When we narrow this comparison to some Adobe’s peers, the picture looks somewhat better. Compared to some of its direct peers, ADBE’s stock even appears to be attractively priced.
Further, compared to its own 5Y averages, ADBE’s valuation appears to be more attractive, according to all the metrics presented in the valuation metrics table.
While the price ratios indeed appear to be high compared to the rest of the market, in our opinion, the premium is justified as the firm has kept demonstrating strong growth even in the recent quarters.
On the other hand, we have to keep in mind that there is a chance that the Figma acquisition does not turn out as good as expected by Adobe. In this case, the synergies are likely to be less and the expected revenue and profit growth may not be achieved. If so, the concern of many investors considering the $20 billion for the acquisition may be validated. The potential issues related to the acquisition have been also acknowledged by analysts, stating that the “ongoing regulatory review process will likely serve as an overhang [on the stock] for a while”. As mentioned earlier, this may cause a volatility in the stock price in the near term.
Our final take
Adobe’s share price has substantially declined over the past 12-months, while the firm kept growing, despite the challenging macroeconomic environment. The announcement of the Figma deal created further downward pressure for the stock. Although ADBE’s stock is selling at a premium compared to the IT sector median, we believe that most of the risks associated with the Figma deal are already priced in. As we expect the macroeconomic environment to start improving in 2023, we believe that the demand for Adobe’s services will also likely follow. In our opinion, this positive development is likely to be reflected in the stock price over the course of the year. For this reason, we are bullish on Adobe at the current price levels.
Disclosure: I/we have a beneficial long position in the shares of ADBE either through stock ownership, options, or other derivatives. I wrote this article myself, and it expresses my own opinions.
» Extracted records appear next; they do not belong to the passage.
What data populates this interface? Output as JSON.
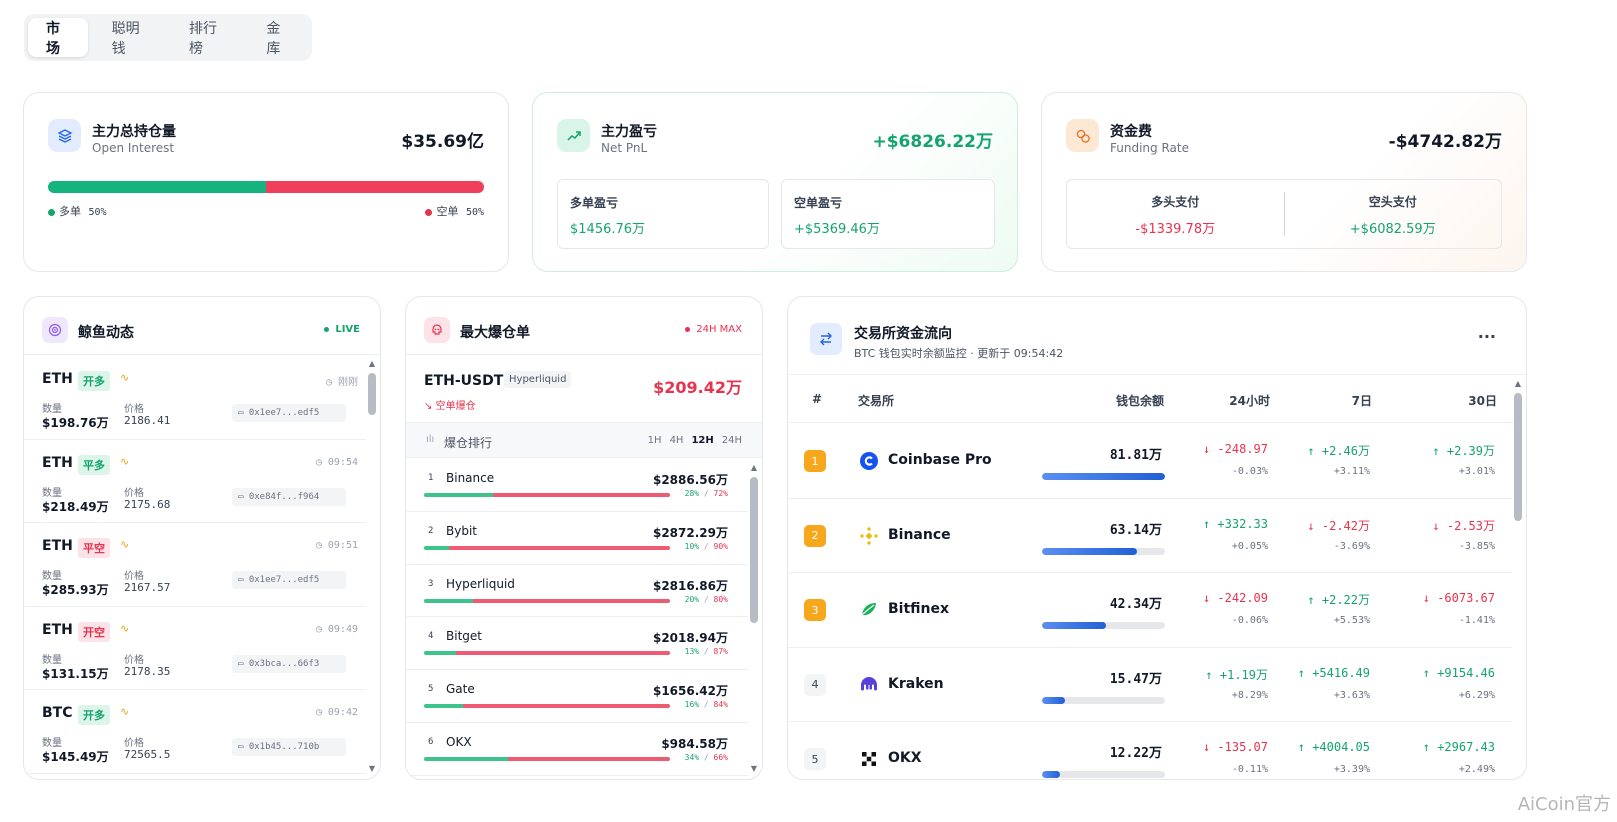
{
  "tabs": [
    "市场",
    "聪明钱",
    "排行榜",
    "金库"
  ],
  "open_interest": {
    "title": "主力总持仓量",
    "subtitle": "Open Interest",
    "value": "$35.69亿",
    "long_label": "多单",
    "long_pct": "50%",
    "short_label": "空单",
    "short_pct": "50%",
    "long_fraction": 0.5
  },
  "net_pnl": {
    "title": "主力盈亏",
    "subtitle": "Net PnL",
    "value": "+$6826.22万",
    "long_label": "多单盈亏",
    "long_value": "$1456.76万",
    "short_label": "空单盈亏",
    "short_value": "+$5369.46万"
  },
  "funding": {
    "title": "资金费",
    "subtitle": "Funding Rate",
    "value": "-$4742.82万",
    "long_label": "多头支付",
    "long_value": "-$1339.78万",
    "short_label": "空头支付",
    "short_value": "+$6082.59万"
  },
  "whale": {
    "title": "鲸鱼动态",
    "badge": "LIVE",
    "qty_label": "数量",
    "price_label": "价格",
    "rows": [
      {
        "symbol": "ETH",
        "tag": "开多",
        "side": "long",
        "time": "刚刚",
        "qty": "$198.76万",
        "price": "2186.41",
        "addr": "0x1ee7...edf5"
      },
      {
        "symbol": "ETH",
        "tag": "平多",
        "side": "long",
        "time": "09:54",
        "qty": "$218.49万",
        "price": "2175.68",
        "addr": "0xe84f...f964"
      },
      {
        "symbol": "ETH",
        "tag": "平空",
        "side": "short",
        "time": "09:51",
        "qty": "$285.93万",
        "price": "2167.57",
        "addr": "0x1ee7...edf5"
      },
      {
        "symbol": "ETH",
        "tag": "开空",
        "side": "short",
        "time": "09:49",
        "qty": "$131.15万",
        "price": "2178.35",
        "addr": "0x3bca...66f3"
      },
      {
        "symbol": "BTC",
        "tag": "开多",
        "side": "long",
        "time": "09:42",
        "qty": "$145.49万",
        "price": "72565.5",
        "addr": "0x1b45...710b"
      }
    ]
  },
  "liquidation": {
    "title": "最大爆仓单",
    "badge": "24H MAX",
    "symbol": "ETH-USDT",
    "exchange": "Hyperliquid",
    "amount": "$209.42万",
    "tag": "空单爆仓",
    "rank_title": "爆仓排行",
    "timeframes": [
      "1H",
      "4H",
      "12H",
      "24H"
    ],
    "active_tf": "12H",
    "rows": [
      {
        "idx": "1",
        "name": "Binance",
        "amount": "$2886.56万",
        "long_pct": 28,
        "long": "28%",
        "short": "72%"
      },
      {
        "idx": "2",
        "name": "Bybit",
        "amount": "$2872.29万",
        "long_pct": 10,
        "long": "10%",
        "short": "90%"
      },
      {
        "idx": "3",
        "name": "Hyperliquid",
        "amount": "$2816.86万",
        "long_pct": 20,
        "long": "20%",
        "short": "80%"
      },
      {
        "idx": "4",
        "name": "Bitget",
        "amount": "$2018.94万",
        "long_pct": 13,
        "long": "13%",
        "short": "87%"
      },
      {
        "idx": "5",
        "name": "Gate",
        "amount": "$1656.42万",
        "long_pct": 16,
        "long": "16%",
        "short": "84%"
      },
      {
        "idx": "6",
        "name": "OKX",
        "amount": "$984.58万",
        "long_pct": 34,
        "long": "34%",
        "short": "66%"
      }
    ]
  },
  "exchange_flow": {
    "title": "交易所资金流向",
    "subtitle": "BTC 钱包实时余额监控 · 更新于 09:54:42",
    "more": "···",
    "headers": {
      "rank": "#",
      "exchange": "交易所",
      "balance": "钱包余额",
      "h24": "24小时",
      "d7": "7日",
      "d30": "30日"
    },
    "rows": [
      {
        "rank": "1",
        "name": "Coinbase Pro",
        "logo": "coinbase-logo",
        "balance": "81.81万",
        "fill": 1.0,
        "h24": "↓ -248.97",
        "h24p": "-0.03%",
        "h24dir": "down",
        "d7": "↑ +2.46万",
        "d7p": "+3.11%",
        "d7dir": "up",
        "d30": "↑ +2.39万",
        "d30p": "+3.01%",
        "d30dir": "up"
      },
      {
        "rank": "2",
        "name": "Binance",
        "logo": "binance-logo",
        "balance": "63.14万",
        "fill": 0.77,
        "h24": "↑ +332.33",
        "h24p": "+0.05%",
        "h24dir": "up",
        "d7": "↓ -2.42万",
        "d7p": "-3.69%",
        "d7dir": "down",
        "d30": "↓ -2.53万",
        "d30p": "-3.85%",
        "d30dir": "down"
      },
      {
        "rank": "3",
        "name": "Bitfinex",
        "logo": "bitfinex-logo",
        "balance": "42.34万",
        "fill": 0.52,
        "h24": "↓ -242.09",
        "h24p": "-0.06%",
        "h24dir": "down",
        "d7": "↑ +2.22万",
        "d7p": "+5.53%",
        "d7dir": "up",
        "d30": "↓ -6073.67",
        "d30p": "-1.41%",
        "d30dir": "down"
      },
      {
        "rank": "4",
        "name": "Kraken",
        "logo": "kraken-logo",
        "balance": "15.47万",
        "fill": 0.19,
        "h24": "↑ +1.19万",
        "h24p": "+8.29%",
        "h24dir": "up",
        "d7": "↑ +5416.49",
        "d7p": "+3.63%",
        "d7dir": "up",
        "d30": "↑ +9154.46",
        "d30p": "+6.29%",
        "d30dir": "up"
      },
      {
        "rank": "5",
        "name": "OKX",
        "logo": "okx-logo",
        "balance": "12.22万",
        "fill": 0.15,
        "h24": "↓ -135.07",
        "h24p": "-0.11%",
        "h24dir": "down",
        "d7": "↑ +4004.05",
        "d7p": "+3.39%",
        "d7dir": "up",
        "d30": "↑ +2967.43",
        "d30p": "+2.49%",
        "d30dir": "up"
      }
    ]
  },
  "watermark": "AiCoin官方",
  "colors": {
    "long": "#15a36e",
    "short": "#e8334f",
    "accent": "#2563eb",
    "rank_gold": "#f7a71b"
  }
}
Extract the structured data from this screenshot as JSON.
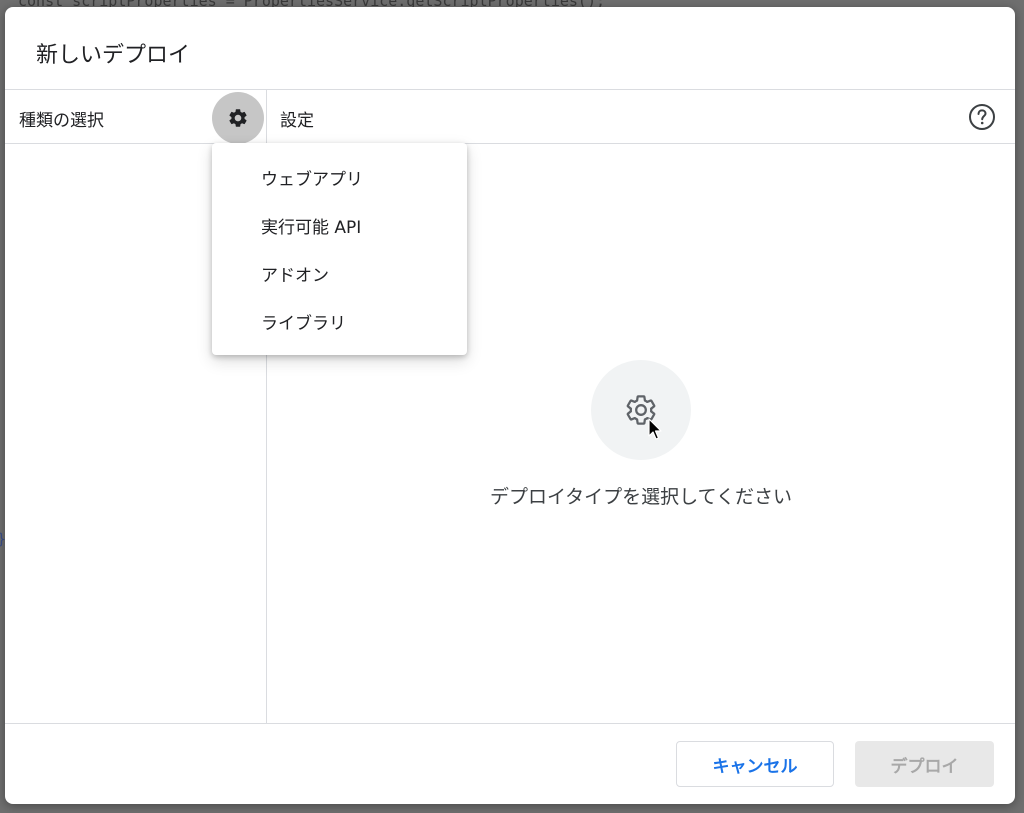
{
  "background": {
    "code_line": "const scriptProperties = PropertiesService.getScriptProperties();",
    "brace": "}"
  },
  "dialog": {
    "title": "新しいデプロイ",
    "left_panel": {
      "title": "種類の選択",
      "gear_icon": "gear-icon"
    },
    "right_panel": {
      "title": "設定",
      "help_icon": "help-circle-icon"
    },
    "dropdown": {
      "items": [
        {
          "label": "ウェブアプリ"
        },
        {
          "label": "実行可能 API"
        },
        {
          "label": "アドオン"
        },
        {
          "label": "ライブラリ"
        }
      ]
    },
    "empty_state": {
      "icon": "gear-icon",
      "message": "デプロイタイプを選択してください"
    },
    "footer": {
      "cancel_label": "キャンセル",
      "deploy_label": "デプロイ",
      "deploy_disabled": true
    }
  },
  "colors": {
    "accent": "#1a73e8",
    "backdrop": "#6f6f6f",
    "disabled_bg": "#e8e8e8",
    "disabled_text": "#a8a8a8"
  }
}
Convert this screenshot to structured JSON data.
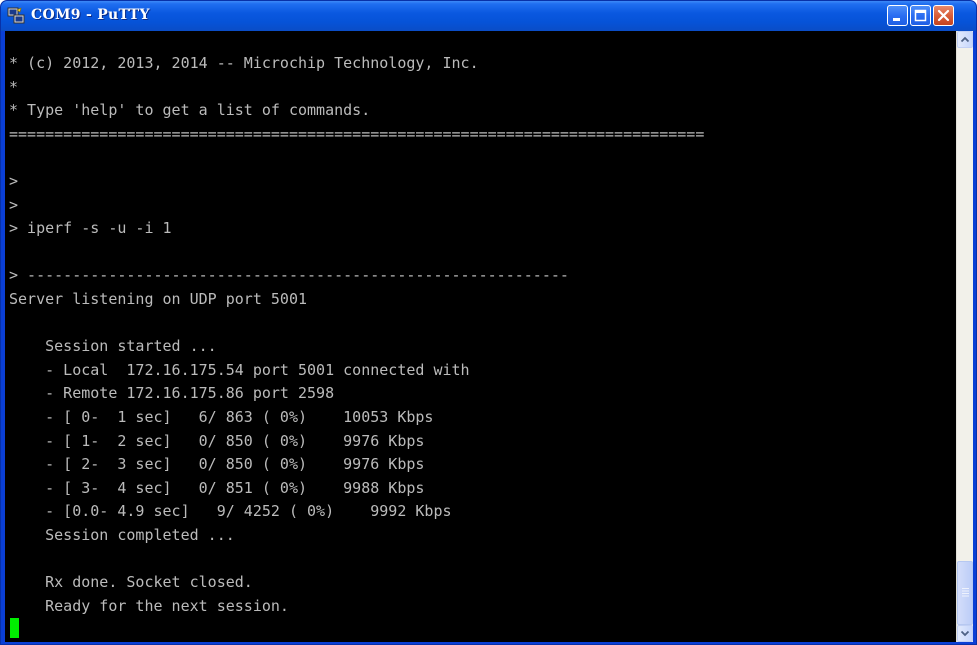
{
  "window": {
    "title": "COM9 - PuTTY"
  },
  "titlebar": {
    "icons": [
      "putty-app-icon",
      "minimize-icon",
      "maximize-icon",
      "close-icon"
    ]
  },
  "terminal": {
    "lines": [
      "* (c) 2012, 2013, 2014 -- Microchip Technology, Inc.",
      "*",
      "* Type 'help' to get a list of commands.",
      "=============================================================================",
      "",
      ">",
      ">",
      "> iperf -s -u -i 1",
      "",
      "> ------------------------------------------------------------",
      "Server listening on UDP port 5001",
      "",
      "    Session started ...",
      "    - Local  172.16.175.54 port 5001 connected with",
      "    - Remote 172.16.175.86 port 2598",
      "    - [ 0-  1 sec]   6/ 863 ( 0%)    10053 Kbps",
      "    - [ 1-  2 sec]   0/ 850 ( 0%)    9976 Kbps",
      "    - [ 2-  3 sec]   0/ 850 ( 0%)    9976 Kbps",
      "    - [ 3-  4 sec]   0/ 851 ( 0%)    9988 Kbps",
      "    - [0.0- 4.9 sec]   9/ 4252 ( 0%)    9992 Kbps",
      "    Session completed ...",
      "",
      "    Rx done. Socket closed.",
      "    Ready for the next session."
    ],
    "cursor_color": "#00ee00",
    "background": "#000000",
    "foreground": "#bbbbbb"
  },
  "scrollbar": {
    "icons": [
      "scroll-up-icon",
      "scroll-down-icon"
    ]
  },
  "colors": {
    "titlebar_blue": "#0a58e0",
    "close_red": "#d85e3a"
  }
}
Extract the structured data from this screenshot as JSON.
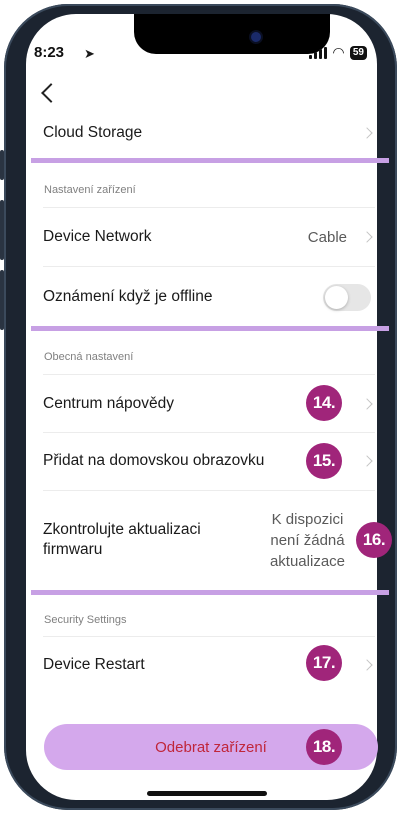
{
  "status_bar": {
    "time": "8:23",
    "battery": "59"
  },
  "header": {
    "back_icon": "chevron-left-icon"
  },
  "rows": {
    "cloud_storage": {
      "label": "Cloud Storage"
    },
    "device_network": {
      "label": "Device Network",
      "value": "Cable"
    },
    "offline_notification": {
      "label": "Oznámení když je offline",
      "toggle_on": false
    },
    "help_center": {
      "label": "Centrum nápovědy"
    },
    "add_to_home": {
      "label": "Přidat na domovskou obrazovku"
    },
    "firmware": {
      "label_line1": "Zkontrolujte aktualizaci",
      "label_line2": "firmwaru",
      "value_line1": "K dispozici",
      "value_line2": "není žádná",
      "value_line3": "aktualizace"
    },
    "device_restart": {
      "label": "Device Restart"
    }
  },
  "sections": {
    "device_settings": "Nastavení zařízení",
    "general_settings": "Obecná nastavení",
    "security_settings": "Security Settings"
  },
  "remove_button": {
    "label": "Odebrat zařízení"
  },
  "badges": {
    "b14": "14.",
    "b15": "15.",
    "b16": "16.",
    "b17": "17.",
    "b18": "18."
  },
  "colors": {
    "accent_line": "#c7a0e4",
    "badge": "#a0257a",
    "remove_button_bg": "#d4a8ec",
    "remove_button_text": "#c0263a"
  }
}
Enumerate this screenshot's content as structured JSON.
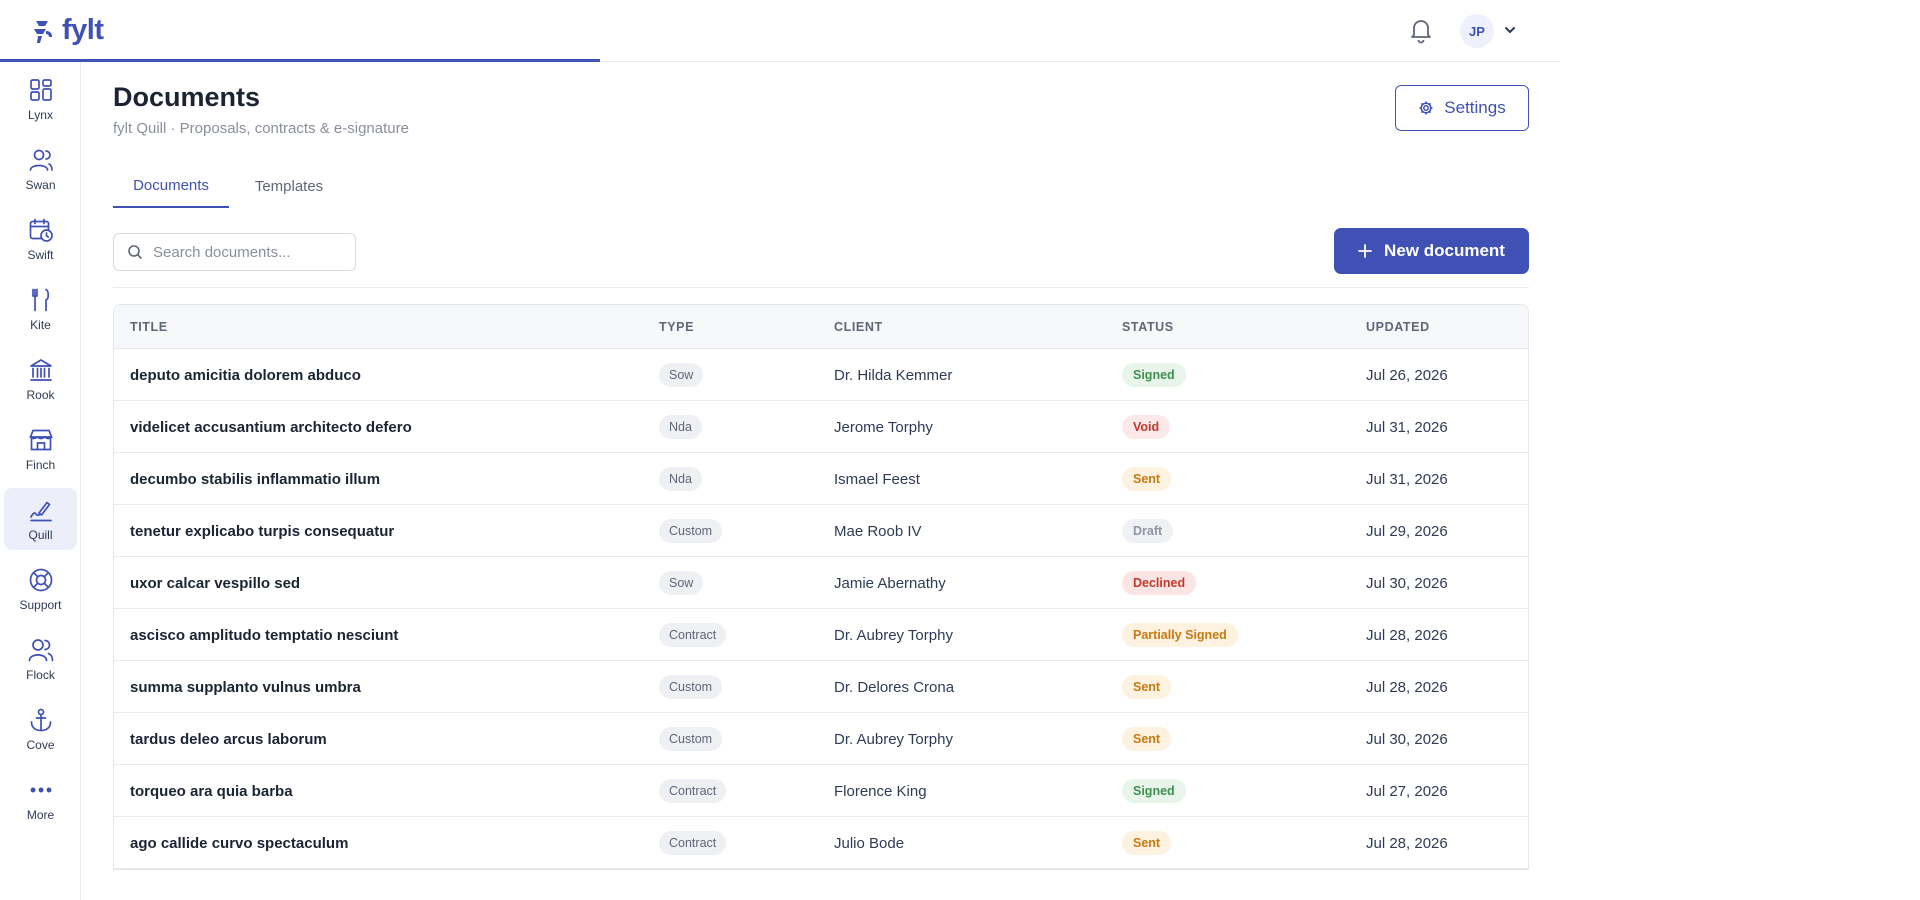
{
  "brand": {
    "name": "fylt",
    "color": "#3f51b5"
  },
  "header": {
    "avatar_initials": "JP"
  },
  "sidebar": {
    "items": [
      {
        "label": "Lynx",
        "icon": "dashboard-grid-icon",
        "active": false
      },
      {
        "label": "Swan",
        "icon": "users-icon",
        "active": false
      },
      {
        "label": "Swift",
        "icon": "calendar-clock-icon",
        "active": false
      },
      {
        "label": "Kite",
        "icon": "fork-knife-icon",
        "active": false
      },
      {
        "label": "Rook",
        "icon": "bank-icon",
        "active": false
      },
      {
        "label": "Finch",
        "icon": "storefront-icon",
        "active": false
      },
      {
        "label": "Quill",
        "icon": "signature-icon",
        "active": true
      },
      {
        "label": "Support",
        "icon": "lifebuoy-icon",
        "active": false
      },
      {
        "label": "Flock",
        "icon": "group-icon",
        "active": false
      },
      {
        "label": "Cove",
        "icon": "anchor-icon",
        "active": false
      },
      {
        "label": "More",
        "icon": "more-dots-icon",
        "active": false
      }
    ]
  },
  "page": {
    "title": "Documents",
    "subtitle": "fylt Quill · Proposals, contracts & e-signature",
    "settings_label": "Settings",
    "new_button_label": "New document",
    "search_placeholder": "Search documents..."
  },
  "tabs": [
    {
      "label": "Documents",
      "active": true
    },
    {
      "label": "Templates",
      "active": false
    }
  ],
  "table": {
    "columns": [
      "TITLE",
      "TYPE",
      "CLIENT",
      "STATUS",
      "UPDATED"
    ],
    "rows": [
      {
        "title": "deputo amicitia dolorem abduco",
        "type": "Sow",
        "client": "Dr. Hilda Kemmer",
        "status": "Signed",
        "updated": "Jul 26, 2026"
      },
      {
        "title": "videlicet accusantium architecto defero",
        "type": "Nda",
        "client": "Jerome Torphy",
        "status": "Void",
        "updated": "Jul 31, 2026"
      },
      {
        "title": "decumbo stabilis inflammatio illum",
        "type": "Nda",
        "client": "Ismael Feest",
        "status": "Sent",
        "updated": "Jul 31, 2026"
      },
      {
        "title": "tenetur explicabo turpis consequatur",
        "type": "Custom",
        "client": "Mae Roob IV",
        "status": "Draft",
        "updated": "Jul 29, 2026"
      },
      {
        "title": "uxor calcar vespillo sed",
        "type": "Sow",
        "client": "Jamie Abernathy",
        "status": "Declined",
        "updated": "Jul 30, 2026"
      },
      {
        "title": "ascisco amplitudo temptatio nesciunt",
        "type": "Contract",
        "client": "Dr. Aubrey Torphy",
        "status": "Partially Signed",
        "updated": "Jul 28, 2026"
      },
      {
        "title": "summa supplanto vulnus umbra",
        "type": "Custom",
        "client": "Dr. Delores Crona",
        "status": "Sent",
        "updated": "Jul 28, 2026"
      },
      {
        "title": "tardus deleo arcus laborum",
        "type": "Custom",
        "client": "Dr. Aubrey Torphy",
        "status": "Sent",
        "updated": "Jul 30, 2026"
      },
      {
        "title": "torqueo ara quia barba",
        "type": "Contract",
        "client": "Florence King",
        "status": "Signed",
        "updated": "Jul 27, 2026"
      },
      {
        "title": "ago callide curvo spectaculum",
        "type": "Contract",
        "client": "Julio Bode",
        "status": "Sent",
        "updated": "Jul 28, 2026"
      }
    ]
  },
  "status_colors": {
    "Signed": {
      "bg": "#e7f5ea",
      "fg": "#3f8f4f"
    },
    "Void": {
      "bg": "#fbe9e9",
      "fg": "#c0392b"
    },
    "Sent": {
      "bg": "#fdf1df",
      "fg": "#c77a12"
    },
    "Draft": {
      "bg": "#f0f1f4",
      "fg": "#9096a3"
    },
    "Declined": {
      "bg": "#fbe4e4",
      "fg": "#c0392b"
    },
    "Partially Signed": {
      "bg": "#fdf1df",
      "fg": "#c77a12"
    }
  }
}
I am not receiving compensation for it (other than from Seeking Alpha). I have no business relationship with any company whose stock is mentioned in this article.
Additional disclosure: Past performance is not an indicator of future performance. This post is illustrative and educational and is not a specific offer of products or services or financial advice. Information in this article is not an offer to buy or sell, or a solicitation of any offer to buy or sell the securities mentioned herein. Information presented is believed to be factual and up-to-date, but we do not guarantee its accuracy and it should not be regarded as a complete analysis of the subjects discussed. Expressions of opinion reflect the judgment of the authors as of the date of publication and are subject to change. This article has been co-authored by Mark Lakos.